Cut workplace food expenses
Being back in the office might seem like a reason to embrace maximum convenience—but the cost of buying coffee, lunch and snacks can quickly creep up. It’s most cost-effective to make your own lunch, but you don’t have to do it the night before. Keep some snacks at your desk and groceries in the office fridge so you can assemble à la minute. Yong suggests taking advantage of any food and beverages offered by your employer—whether that’s drip coffee or catered lunches. And consider a group order through a meal delivery app for lunch or if you’re working late; you can save by splitting, including on delivery costs.
Slim down your socializing
Workplace solidarity and team building is one of the benefits of in-office work cited by many employers—which often means socializing beyond your cubicle. This is an important (and fun!) part of working life for many people, and Yong says there are ways to do this cost effectively. She recommends taking advantage of happy hour specials, hosting potlucks instead of ordering in, and suggesting activities (e.g., board game nights, sports leagues, trivia contests, etc.) that can be less pricey than a fancy restaurant meal with drinks.
Look for the hidden costs
Working at the office likely means less control and flexibility when it comes to your daily schedule—and that can add some expenses that might not be immediately clear.

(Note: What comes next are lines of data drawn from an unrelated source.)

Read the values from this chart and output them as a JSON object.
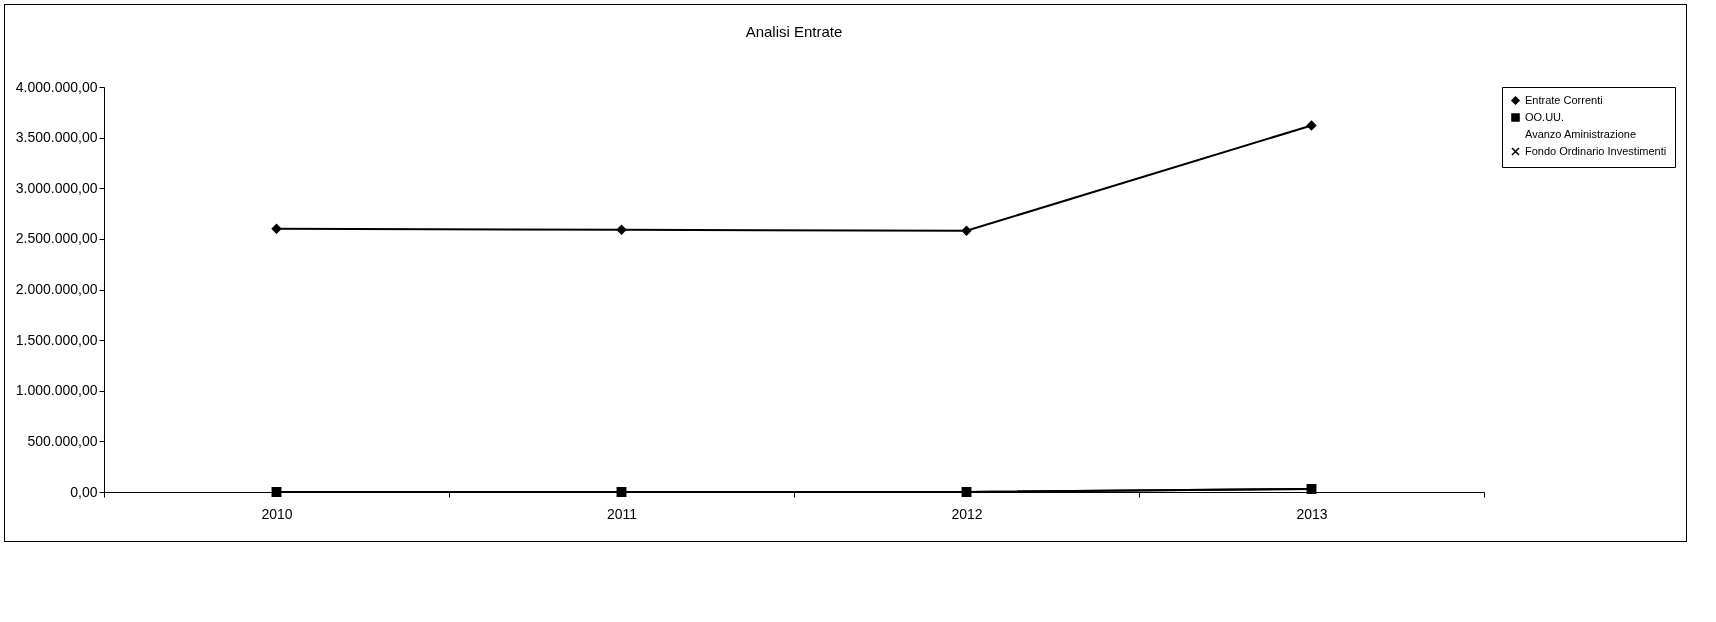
{
  "chart_data": {
    "type": "line",
    "title": "Analisi Entrate",
    "categories": [
      "2010",
      "2011",
      "2012",
      "2013"
    ],
    "series": [
      {
        "name": "Entrate Correnti",
        "color": "#000000",
        "marker": "diamond",
        "values": [
          2600000,
          2590000,
          2580000,
          3620000
        ]
      },
      {
        "name": "OO.UU.",
        "color": "#000000",
        "marker": "square",
        "values": [
          0,
          0,
          0,
          30000
        ]
      },
      {
        "name": "Avanzo Aministrazione",
        "marker": "none",
        "values": [
          null,
          null,
          null,
          null
        ]
      },
      {
        "name": "Fondo Ordinario Investimenti",
        "color": "#000000",
        "marker": "cross",
        "values": [
          0,
          0,
          0,
          30000
        ]
      }
    ],
    "ylim": [
      0,
      4000000
    ],
    "yticks": [
      {
        "value": 0,
        "label": "0,00"
      },
      {
        "value": 500000,
        "label": "500.000,00"
      },
      {
        "value": 1000000,
        "label": "1.000.000,00"
      },
      {
        "value": 1500000,
        "label": "1.500.000,00"
      },
      {
        "value": 2000000,
        "label": "2.000.000,00"
      },
      {
        "value": 2500000,
        "label": "2.500.000,00"
      },
      {
        "value": 3000000,
        "label": "3.000.000,00"
      },
      {
        "value": 3500000,
        "label": "3.500.000,00"
      },
      {
        "value": 4000000,
        "label": "4.000.000,00"
      }
    ],
    "grid": false,
    "legend": "right",
    "line_style": "solid"
  }
}
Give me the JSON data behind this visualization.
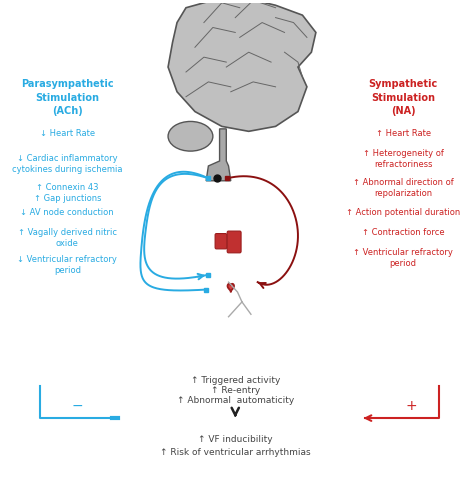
{
  "background_color": "#ffffff",
  "cyan_color": "#29ABE2",
  "red_color": "#CC2222",
  "dark_red": "#8B1010",
  "gray_color": "#444444",
  "brain_fill": "#c0c0c0",
  "brain_edge": "#555555",
  "heart_fill": "#d94040",
  "heart_edge": "#9b1c1c",
  "title_parasympathetic": "Parasympathetic\nStimulation\n(ACh)",
  "title_sympathetic": "Sympathetic\nStimulation\n(NA)",
  "parasympathetic_items": [
    "↓ Heart Rate",
    "↓ Cardiac inflammatory\ncytokines during ischemia",
    "↑ Connexin 43\n↑ Gap junctions",
    "↓ AV node conduction",
    "↑ Vagally derived nitric\noxide",
    "↓ Ventricular refractory\nperiod"
  ],
  "sympathetic_items": [
    "↑ Heart Rate",
    "↑ Heterogeneity of\nrefractoriness",
    "↑ Abnormal direction of\nrepolarization",
    "↑ Action potential duration",
    "↑ Contraction force",
    "↑ Ventricular refractory\nperiod"
  ],
  "bottom_center_items": [
    "↑ Triggered activity",
    "↑ Re-entry",
    "↑ Abnormal  automaticity"
  ],
  "final_items": [
    "↑ VF inducibility",
    "↑ Risk of ventricular arrhythmias"
  ],
  "fig_width": 4.74,
  "fig_height": 5.0,
  "dpi": 100
}
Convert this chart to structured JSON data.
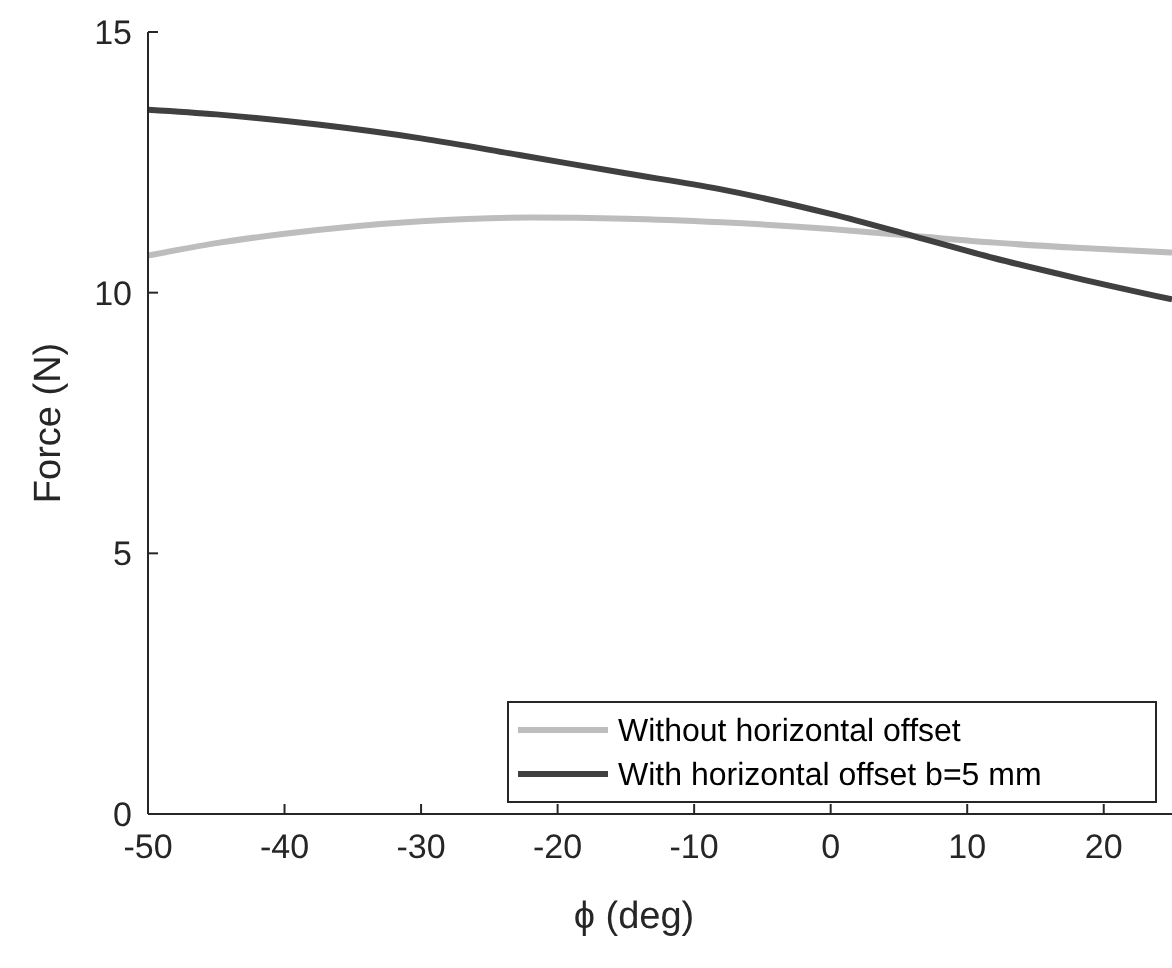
{
  "chart_data": {
    "type": "line",
    "xlabel": "ϕ (deg)",
    "ylabel": "Force (N)",
    "xlim": [
      -50,
      25
    ],
    "ylim": [
      0,
      15
    ],
    "xticks": [
      -50,
      -40,
      -30,
      -20,
      -10,
      0,
      10,
      20
    ],
    "yticks": [
      0,
      5,
      10,
      15
    ],
    "grid": false,
    "legend": "bottom right",
    "series": [
      {
        "name": "Without horizontal offset",
        "color": "#bdbdbd",
        "x": [
          -50,
          -45,
          -40,
          -35,
          -30,
          -22,
          -15,
          -8,
          0,
          6,
          12,
          18,
          25
        ],
        "values": [
          10.71,
          10.95,
          11.13,
          11.27,
          11.37,
          11.44,
          11.42,
          11.35,
          11.22,
          11.09,
          10.96,
          10.86,
          10.77
        ]
      },
      {
        "name": "With horizontal offset b=5 mm",
        "color": "#404040",
        "x": [
          -50,
          -45,
          -37.4,
          -30,
          -22.8,
          -15,
          -8.2,
          0,
          6,
          12,
          18,
          25
        ],
        "values": [
          13.51,
          13.42,
          13.22,
          12.96,
          12.64,
          12.29,
          11.99,
          11.51,
          11.09,
          10.66,
          10.28,
          9.87
        ]
      }
    ]
  }
}
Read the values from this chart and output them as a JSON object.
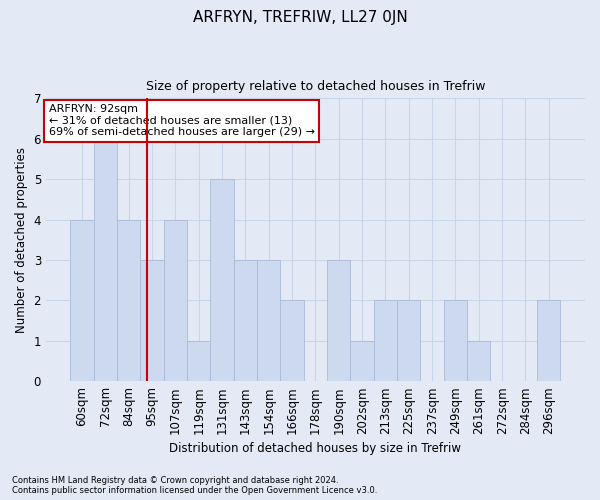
{
  "title1": "ARFRYN, TREFRIW, LL27 0JN",
  "title2": "Size of property relative to detached houses in Trefriw",
  "xlabel": "Distribution of detached houses by size in Trefriw",
  "ylabel": "Number of detached properties",
  "categories": [
    "60sqm",
    "72sqm",
    "84sqm",
    "95sqm",
    "107sqm",
    "119sqm",
    "131sqm",
    "143sqm",
    "154sqm",
    "166sqm",
    "178sqm",
    "190sqm",
    "202sqm",
    "213sqm",
    "225sqm",
    "237sqm",
    "249sqm",
    "261sqm",
    "272sqm",
    "284sqm",
    "296sqm"
  ],
  "values": [
    4,
    6,
    4,
    3,
    4,
    1,
    5,
    3,
    3,
    2,
    0,
    3,
    1,
    2,
    2,
    0,
    2,
    1,
    0,
    0,
    2
  ],
  "bar_color": "#ccd9ee",
  "bar_edgecolor": "#aabbd8",
  "vline_x": 2.78,
  "vline_color": "#cc0000",
  "annotation_text": "ARFRYN: 92sqm\n← 31% of detached houses are smaller (13)\n69% of semi-detached houses are larger (29) →",
  "annotation_box_facecolor": "#ffffff",
  "annotation_box_edgecolor": "#cc0000",
  "ylim": [
    0,
    7
  ],
  "yticks": [
    0,
    1,
    2,
    3,
    4,
    5,
    6,
    7
  ],
  "grid_color": "#c8d4e8",
  "background_color": "#e4eaf5",
  "footer1": "Contains HM Land Registry data © Crown copyright and database right 2024.",
  "footer2": "Contains public sector information licensed under the Open Government Licence v3.0."
}
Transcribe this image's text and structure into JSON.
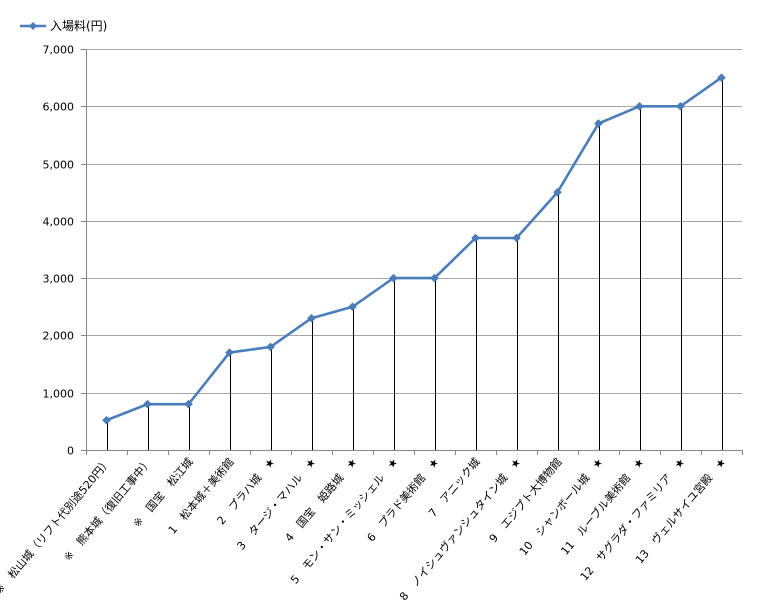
{
  "chart_data": {
    "type": "line",
    "title": "",
    "xlabel": "",
    "ylabel": "",
    "ylim": [
      0,
      7000
    ],
    "yticks": [
      0,
      1000,
      2000,
      3000,
      4000,
      5000,
      6000,
      7000
    ],
    "ytick_labels": [
      "0",
      "1,000",
      "2,000",
      "3,000",
      "4,000",
      "5,000",
      "6,000",
      "7,000"
    ],
    "grid": "horizontal",
    "drop_lines": true,
    "legend_position": "top-left",
    "colors": {
      "series": "#4a7ebb",
      "grid": "#a6a6a6",
      "axis": "#868686",
      "drop_line": "#000000"
    },
    "categories": [
      "※　松山城（リフト代別途520円）",
      "※　熊本城（復旧工事中）",
      "※　国宝　松江城",
      "1　松本城＋美術館",
      "2　プラハ城　★",
      "3　タージ・マハル　★",
      "4　国宝　姫路城　★",
      "5　モン・サン・ミッシェル　★",
      "6　プラド美術館　★",
      "7　アニック城",
      "8　ノイシュヴァンシュタイン城　★",
      "9　エジプト大博物館",
      "10　シャンボール城　★",
      "11　ルーブル美術館　★",
      "12　サグラダ・ファミリア　★",
      "13　ヴェルサイユ宮殿　★"
    ],
    "series": [
      {
        "name": "入場料(円)",
        "values": [
          520,
          800,
          800,
          1700,
          1800,
          2300,
          2500,
          3000,
          3000,
          3700,
          3700,
          4500,
          5700,
          6000,
          6000,
          6500
        ]
      }
    ]
  }
}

Maybe you need someone to walk your dog, or perhaps you must enroll your kid(s) in an aftercare program. Keehn advises taking a holistic view of your potential expenses and take note of places where you can shave them down even as you’re tempted to maximize convenience. “Look at a meal prep kit instead of eating out,” she says. It’s not as inexpensive as cooking, she says, but it can make life easier and save you money versus restaurant meals.
Re-evaluate your wardrobe
The idea of trading in a perma-uniform of sweatpants for business casual clothing that, after more than two years, may or may not still fit, is exciting for some, but less appealing to others. Yong suggests evaluating your wardrobe before making any knee-jerk purchases; you might already have more than enough options in your closet. If you do need to buy additional items, she suggests buying well-made classics, ideally on sale. “It’s always good to have staple items that will look good for many seasons,” she says. Waiting for a sale is also an option, but Yong adds that some retail stores offer discounts to certain big employers. And keep an eye on labels; avoid items that require pricey dry cleaning.
This article is intended as general information only and is not to be relied upon as constituting legal, financial or other professional advice. A professional advisor should be consulted regarding your specific situation. Information presented is believed to be factual and up-to-date but we do not guarantee its accuracy and it should not be regarded as a complete analysis of the subjects discussed. All expressions of opinion reflect the judgment of the authors as of the date of publication and are subject to change. No endorsement of any third parties or their advice, opinions, information, products or services is expressly given or implied by Royal Bank of Canada or any of its affiliates.